L’aînée des enfants Schranz

von Antoine Jaccoud 8. Mai 2014

Je me demande parfois ce que sont devenus les trois enfants de la famille Schranz qui exploitait, dans les années 70, la petite pension et la boucherie de Boden, le petit village qui jouxte Adelboden sur la route de l’Engstigenalp.

Le garçon, qui avait une douzaine d’années mais semblait aussi robuste qu’un adulte, apportait chaque soir les épluchures aux cochons, qui étaient gardés dans une écurie proche du commerce familial. Elles étaient entassées dans des boilles à lait d’aluminium qu’il transportait à l’aide d’une petite carriole. Je me souviens que la chose était sale, couverte de merde même, et que l’énergie exceptionnelle de ce garçon me faisait un peu peur.

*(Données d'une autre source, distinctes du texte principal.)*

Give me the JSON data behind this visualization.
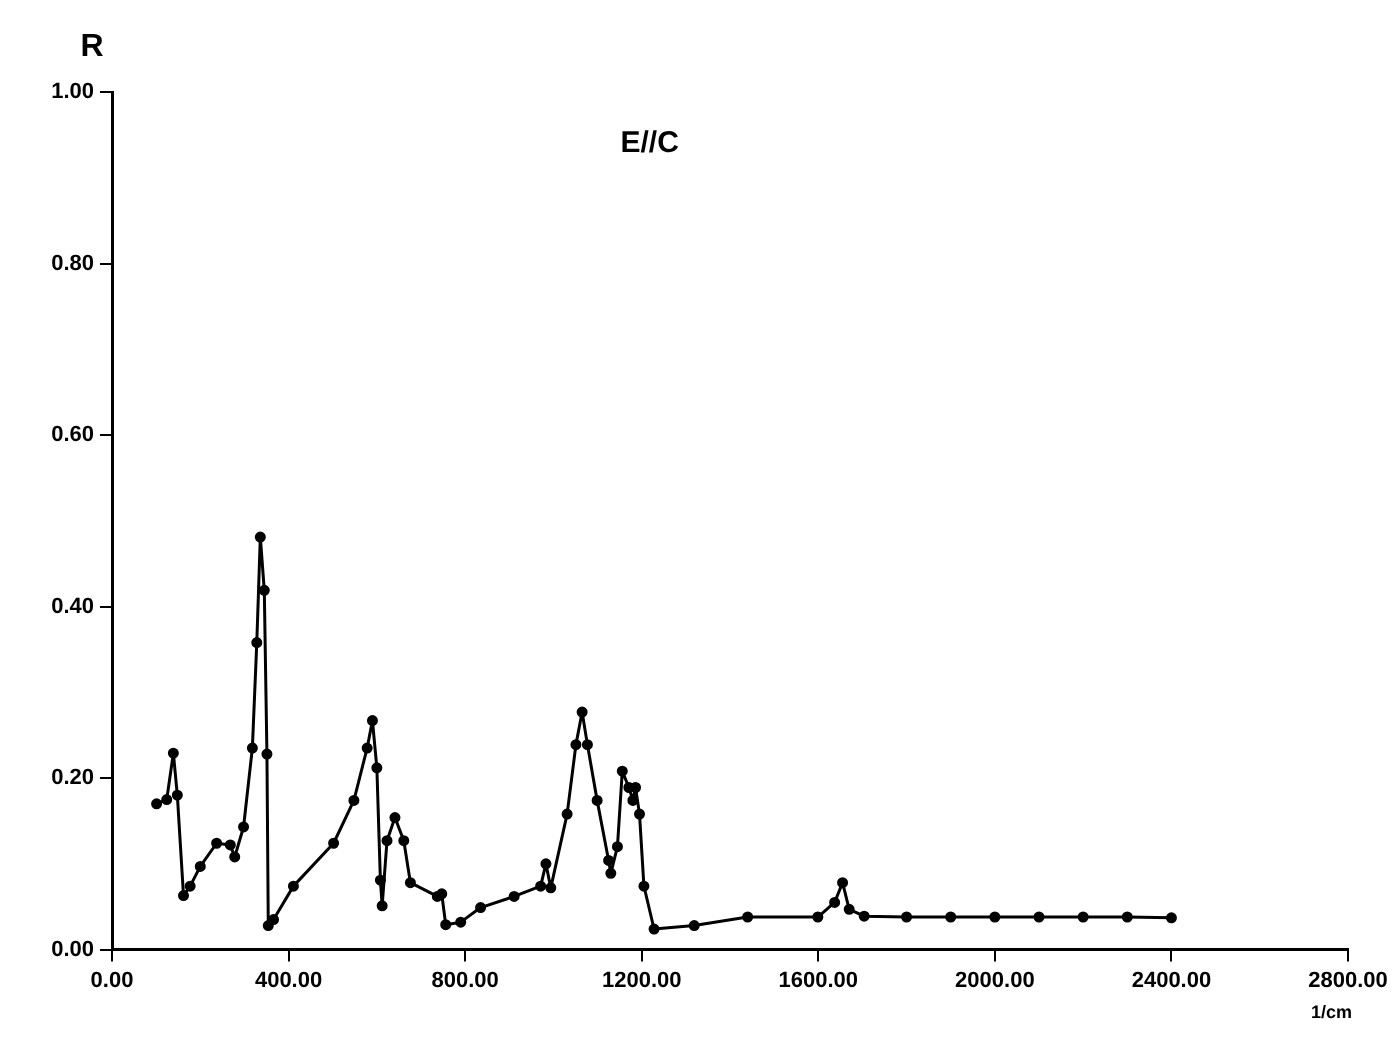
{
  "chart_data": {
    "type": "line",
    "title": "E//C",
    "ylabel": "R",
    "xlabel": "1/cm",
    "marker": "circle",
    "line_style": "solid",
    "xlim": [
      0,
      2800
    ],
    "xticks": [
      {
        "value": 0,
        "label": "0.00"
      },
      {
        "value": 400,
        "label": "400.00"
      },
      {
        "value": 800,
        "label": "800.00"
      },
      {
        "value": 1200,
        "label": "1200.00"
      },
      {
        "value": 1600,
        "label": "1600.00"
      },
      {
        "value": 2000,
        "label": "2000.00"
      },
      {
        "value": 2400,
        "label": "2400.00"
      },
      {
        "value": 2800,
        "label": "2800.00"
      }
    ],
    "ylim": [
      0,
      1
    ],
    "yticks": [
      {
        "value": 0,
        "label": "0.00"
      },
      {
        "value": 0.2,
        "label": "0.20"
      },
      {
        "value": 0.4,
        "label": "0.40"
      },
      {
        "value": 0.6,
        "label": "0.60"
      },
      {
        "value": 0.8,
        "label": "0.80"
      },
      {
        "value": 1,
        "label": "1.00"
      }
    ],
    "series": [
      {
        "color": "#000000",
        "x": [
          101,
          124,
          139,
          148,
          162,
          177,
          200,
          237,
          268,
          278,
          298,
          318,
          328,
          336,
          345,
          351,
          354,
          366,
          411,
          502,
          548,
          578,
          590,
          600,
          608,
          612,
          623,
          641,
          661,
          676,
          737,
          747,
          756,
          790,
          835,
          911,
          971,
          983,
          994,
          1031,
          1051,
          1065,
          1077,
          1099,
          1125,
          1130,
          1145,
          1156,
          1171,
          1180,
          1186,
          1195,
          1205,
          1228,
          1319,
          1440,
          1599,
          1637,
          1655,
          1670,
          1704,
          1800,
          1900,
          2000,
          2100,
          2200,
          2300,
          2400
        ],
        "values": [
          0.17,
          0.175,
          0.229,
          0.18,
          0.063,
          0.074,
          0.097,
          0.124,
          0.122,
          0.108,
          0.143,
          0.235,
          0.358,
          0.481,
          0.419,
          0.228,
          0.028,
          0.035,
          0.074,
          0.124,
          0.174,
          0.235,
          0.267,
          0.212,
          0.081,
          0.051,
          0.127,
          0.154,
          0.127,
          0.078,
          0.062,
          0.065,
          0.029,
          0.032,
          0.049,
          0.062,
          0.074,
          0.1,
          0.072,
          0.158,
          0.239,
          0.277,
          0.239,
          0.174,
          0.104,
          0.089,
          0.12,
          0.208,
          0.189,
          0.174,
          0.189,
          0.158,
          0.074,
          0.024,
          0.028,
          0.038,
          0.038,
          0.055,
          0.078,
          0.047,
          0.039,
          0.038,
          0.038,
          0.038,
          0.038,
          0.038,
          0.038,
          0.037
        ]
      }
    ]
  }
}
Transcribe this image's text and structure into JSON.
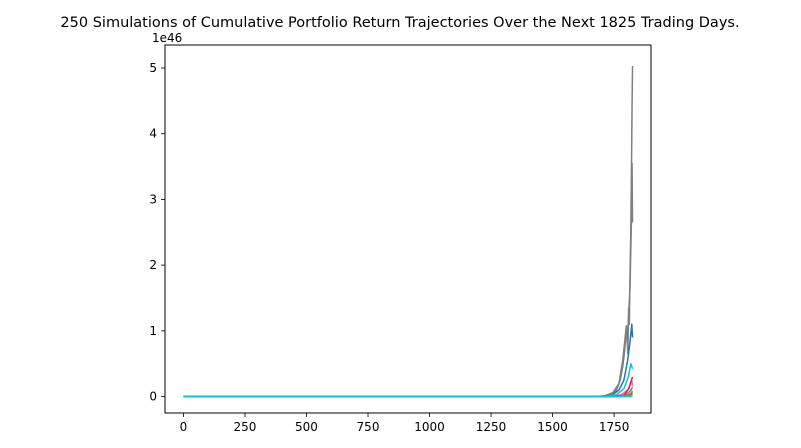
{
  "chart_data": {
    "type": "line",
    "title": "250 Simulations of Cumulative Portfolio Return Trajectories Over the Next 1825 Trading Days.",
    "xlabel": "",
    "ylabel": "",
    "y_offset_label": "1e46",
    "xlim": [
      -75,
      1900
    ],
    "ylim": [
      -0.25,
      5.35
    ],
    "x_ticks": [
      0,
      250,
      500,
      750,
      1000,
      1250,
      1500,
      1750
    ],
    "y_ticks": [
      0,
      1,
      2,
      3,
      4,
      5
    ],
    "grid": false,
    "legend": "none",
    "n_simulations": 250,
    "n_days": 1825,
    "series": [
      {
        "color": "#7f7f7f",
        "points": [
          [
            0,
            0
          ],
          [
            1650,
            0
          ],
          [
            1700,
            0.005
          ],
          [
            1740,
            0.03
          ],
          [
            1760,
            0.1
          ],
          [
            1775,
            0.25
          ],
          [
            1785,
            0.45
          ],
          [
            1793,
            0.7
          ],
          [
            1800,
            1.05
          ],
          [
            1803,
            0.85
          ],
          [
            1806,
            0.65
          ],
          [
            1809,
            1.35
          ],
          [
            1812,
            1.1
          ],
          [
            1815,
            1.9
          ],
          [
            1818,
            2.55
          ],
          [
            1821,
            3.6
          ],
          [
            1823,
            4.4
          ],
          [
            1825,
            5.03
          ]
        ]
      },
      {
        "color": "#7f7f7f",
        "points": [
          [
            0,
            0
          ],
          [
            1660,
            0
          ],
          [
            1710,
            0.01
          ],
          [
            1745,
            0.06
          ],
          [
            1770,
            0.2
          ],
          [
            1785,
            0.55
          ],
          [
            1795,
            0.9
          ],
          [
            1800,
            1.08
          ],
          [
            1805,
            0.9
          ],
          [
            1810,
            1.3
          ],
          [
            1815,
            1.7
          ],
          [
            1820,
            2.6
          ],
          [
            1823,
            3.55
          ],
          [
            1825,
            2.65
          ]
        ]
      },
      {
        "color": "#1f77b4",
        "points": [
          [
            0,
            0
          ],
          [
            1690,
            0
          ],
          [
            1740,
            0.02
          ],
          [
            1770,
            0.1
          ],
          [
            1790,
            0.25
          ],
          [
            1805,
            0.55
          ],
          [
            1812,
            0.75
          ],
          [
            1818,
            0.95
          ],
          [
            1822,
            1.1
          ],
          [
            1825,
            0.9
          ]
        ]
      },
      {
        "color": "#17becf",
        "points": [
          [
            0,
            0
          ],
          [
            1700,
            0
          ],
          [
            1760,
            0.03
          ],
          [
            1790,
            0.12
          ],
          [
            1808,
            0.3
          ],
          [
            1818,
            0.5
          ],
          [
            1825,
            0.42
          ]
        ]
      },
      {
        "color": "#e377c2",
        "points": [
          [
            0,
            0
          ],
          [
            1720,
            0
          ],
          [
            1780,
            0.03
          ],
          [
            1805,
            0.1
          ],
          [
            1815,
            0.18
          ],
          [
            1822,
            0.25
          ],
          [
            1825,
            0.15
          ]
        ]
      },
      {
        "color": "#d62728",
        "points": [
          [
            0,
            0
          ],
          [
            1730,
            0
          ],
          [
            1790,
            0.02
          ],
          [
            1810,
            0.12
          ],
          [
            1818,
            0.22
          ],
          [
            1825,
            0.3
          ]
        ]
      },
      {
        "color": "#9467bd",
        "points": [
          [
            0,
            0
          ],
          [
            1740,
            0
          ],
          [
            1795,
            0.02
          ],
          [
            1815,
            0.08
          ],
          [
            1825,
            0.14
          ]
        ]
      },
      {
        "color": "#ff7f0e",
        "points": [
          [
            0,
            0
          ],
          [
            1745,
            0
          ],
          [
            1800,
            0.01
          ],
          [
            1818,
            0.05
          ],
          [
            1825,
            0.09
          ]
        ]
      },
      {
        "color": "#2ca02c",
        "points": [
          [
            0,
            0
          ],
          [
            1750,
            0
          ],
          [
            1805,
            0.01
          ],
          [
            1820,
            0.04
          ],
          [
            1825,
            0.06
          ]
        ]
      },
      {
        "color": "#8c564b",
        "points": [
          [
            0,
            0
          ],
          [
            1755,
            0
          ],
          [
            1810,
            0.01
          ],
          [
            1825,
            0.03
          ]
        ]
      },
      {
        "color": "#bcbd22",
        "points": [
          [
            0,
            0
          ],
          [
            1760,
            0
          ],
          [
            1812,
            0.005
          ],
          [
            1825,
            0.02
          ]
        ]
      },
      {
        "color": "#17becf",
        "points": [
          [
            0,
            0
          ],
          [
            1825,
            0.002
          ]
        ]
      }
    ]
  }
}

Je n’ai que des souvenirs vagues et flous de celle qui devait être sa petite soeur, une fillette de 8 ou 9 ans qui aurait pu, me semble-t-il, incarner Fifi Brindacier (Pippi Langstrumpf) si cette saga avait eu l’Oberland bernois pour théâtre.

Je garde en revanche un souvenir tenace et ému de l’aînée des enfants Schranz: une adolescente de mon âge – 13, 14 ans? – dont je voudrais pouvoir retrouver – murmurer – le prénom maintenant. Son visage était doux, ses yeux bleus souriaient sous sa frange. Elle paraissait différente: moins rustique, moins forte physiquement aussi que les autres membres de la fratrie. Jamais d’ailleurs je ne la vis s’affairer du côté des cochons ou de leurs produits dérivés. Elle aidait bien sûr un peu au bistrot mais pour le reste, semblait occupée à travailler pour l’école.

Nous nous sommes retrouvés quelquefois à la piscine, couchés à quelques mètres l’un de l’autre. Elle portait un joli maillot une pièce. Je ne saurais le décrire aujourd’hui, bien sûr, mais je me souviens sans doute aucun que je le trouvais joli. Je ne crois pas toutefois que nous ayons fait plus qu’échangé une dizaine de mots. Elle parlait trois mots de français, et moi quatre d’allemand. C’était trop peu pour commencer une romance.

Je me dis aujourd’hui que si nos compétences avaient été meilleures – si l’école vaudoise et bernoise avait mieux fait leur boulot – eh bien nous nous serions l’aînée Schranz et moi probablement aventurés plus loin. Et qui sait? Peut-être serais-je aujourd’hui hôtelier à Adelboden, régnant fièrement sur mon spa, ou alors propriétaire d’un magasin de sport, et d’une belle Audi noire à traction permanente. Le ventre rebondi sous une laine polaire, je regarderais l’aînée des enfants Schranz, ému du chemin avec elle parcouru. Avec l’Engstigenalp chaque jour pour horizon.